Donghyuck snorts. “I take that back. You’re my...biggest annoyance,” he rephrases, sliding his arms back round Jaemin’s neck.
Jaemin huffs a hopelessly endeared laugh. “Then shut me up,” he says, drawing nearer until their lips touch.
Kissing Donghyuck here, in the middle of a snowy clearing surrounded by trees, sitting on the ground, is just another memory Jaemin will have to imprint into his brain. Donghyuck’s warmth, the way his mouth feels against his, the softness of his hair beneath Jaemin’s fingers — these are things Jaemin cannot have forever. And so he tries to memorise every single sensation of this other world, one with Donghyuck, five thousand miles from where he needs to be.
The squeezing sensation of longing overwhelms his heart, until Jaemin feels like it’ll burst out of him and forcibly stay in Donghyuck’s palm.
“God, I’m gonna miss you,” he gasps out against Donghyuck’s mouth.
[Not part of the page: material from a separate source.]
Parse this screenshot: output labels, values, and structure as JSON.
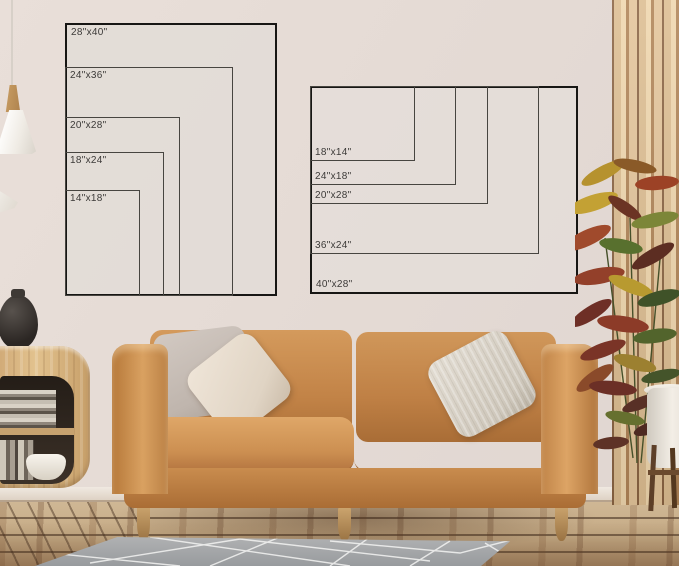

“Wherever on Earth you’ll be, there’ll also be an Other, remember?” Donghyuck responds, the vapour of their breaths mixing together in the air. “I’ll find the one in charge of that place. Maybe I can convince them to help us communicate a little. Faster than the post or whatever it’s called.”
“Fairy mail,” Jaemin says, grinning widely. Donghyuck punches his shoulder. “Okay, okay. If all else fails, I’ll write,” he promises.
Donghyuck places a hand to cradle his face, and Jaemin leans into the touch. “I’ll always be here, if you need me. Waiting. Don’t forget me.”
A soft snow begins to drift down, light as anything, nature taking its course and art at five feet per second. Jaemin has a feeling that it’s not Donghyuck who’s making this happen. It just is.
“Never, Hyuck.” Jaemin smiles. “When I need you.”